Saygıdeğer Katılımcılar,

Tarihe bakış şeklimizin ahlakî bir mesele olduğu evrensel bir düşünce biçimidir. Tarihi bugünkü kuşaklara sunuş şeklimiz de öyledir. Gerçekleri olduğu gibi yansıtmak, çoğu zaman cesaret işidir, özgürlük ister. Belli bir kalıbın içine sıkışmışsak, belli bir ideolojinin kulu-kölesi olmuşsak, özellikle milliyetçi, ırkçı, militer bir mizaca sahipsek, bazen doğruları konuşmakta, yeni kuşaklara gerçekleri yansıtmakta güçlük çekeriz. Gerçekçi bir tarih bakışına sahip olmamız, günün değer yargılarından ve sübjektif değerlerinden ne kadar kurtulabildiğimize bağlıdır.
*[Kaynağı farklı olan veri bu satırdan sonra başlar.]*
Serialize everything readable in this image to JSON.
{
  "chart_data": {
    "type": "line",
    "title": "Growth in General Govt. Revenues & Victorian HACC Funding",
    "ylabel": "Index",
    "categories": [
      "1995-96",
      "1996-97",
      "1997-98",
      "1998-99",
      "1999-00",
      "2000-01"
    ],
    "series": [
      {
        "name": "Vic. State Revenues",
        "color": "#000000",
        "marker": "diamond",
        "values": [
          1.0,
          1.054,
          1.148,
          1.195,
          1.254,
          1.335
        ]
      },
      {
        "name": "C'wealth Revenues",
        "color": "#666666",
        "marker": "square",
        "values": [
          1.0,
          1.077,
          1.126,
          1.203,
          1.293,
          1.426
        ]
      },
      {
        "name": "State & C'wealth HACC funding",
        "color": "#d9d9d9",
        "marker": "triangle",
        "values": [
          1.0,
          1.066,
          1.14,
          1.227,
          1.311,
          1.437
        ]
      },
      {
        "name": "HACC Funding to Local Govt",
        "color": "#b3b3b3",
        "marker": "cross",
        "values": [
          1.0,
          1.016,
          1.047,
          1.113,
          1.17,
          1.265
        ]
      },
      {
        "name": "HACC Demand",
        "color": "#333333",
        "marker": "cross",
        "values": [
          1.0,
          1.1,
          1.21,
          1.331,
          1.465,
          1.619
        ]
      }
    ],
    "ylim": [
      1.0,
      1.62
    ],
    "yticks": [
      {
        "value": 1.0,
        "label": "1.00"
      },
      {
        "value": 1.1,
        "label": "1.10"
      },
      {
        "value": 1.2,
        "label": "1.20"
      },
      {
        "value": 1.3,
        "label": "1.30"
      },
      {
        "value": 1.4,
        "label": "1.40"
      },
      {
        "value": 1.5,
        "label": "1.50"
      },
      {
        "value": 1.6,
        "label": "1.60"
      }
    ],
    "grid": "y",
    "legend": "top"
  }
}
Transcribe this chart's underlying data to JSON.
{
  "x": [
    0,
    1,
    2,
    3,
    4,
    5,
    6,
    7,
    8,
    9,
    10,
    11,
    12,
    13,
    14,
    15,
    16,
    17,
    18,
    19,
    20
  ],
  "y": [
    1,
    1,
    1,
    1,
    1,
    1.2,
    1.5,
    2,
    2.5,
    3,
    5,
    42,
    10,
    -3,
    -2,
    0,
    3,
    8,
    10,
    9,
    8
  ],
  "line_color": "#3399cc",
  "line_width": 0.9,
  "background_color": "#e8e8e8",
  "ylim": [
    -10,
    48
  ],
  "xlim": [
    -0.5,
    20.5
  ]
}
Osmanlı-Ermeni ilişkileri tarihinin her aşamasını idealleştirmek, Ermeniler’in hiçbir sorun yaşamadığını söylemek mümkün değildir. Ancak, Türkler’le Ermeniler’in ilk tanışıklıklarının en az 1300 yıl öncesine dayandığını biliyoruz. Eğer tarihçi Yeğişe, Pers-Ermeni savaşını anlatan eserini gerçekten 5. yüzyılda yazmışsa, bu tanışıklık 1500 yıllık bir geçmişe sahip demektir. Bu kadar uzun zaman karşılıklı ticarî ve siyasî ilişkilerde bulunan komşuların tarihinde karşılıklı fiziksel şiddet olaylarına nispeten az rastlanmıştır.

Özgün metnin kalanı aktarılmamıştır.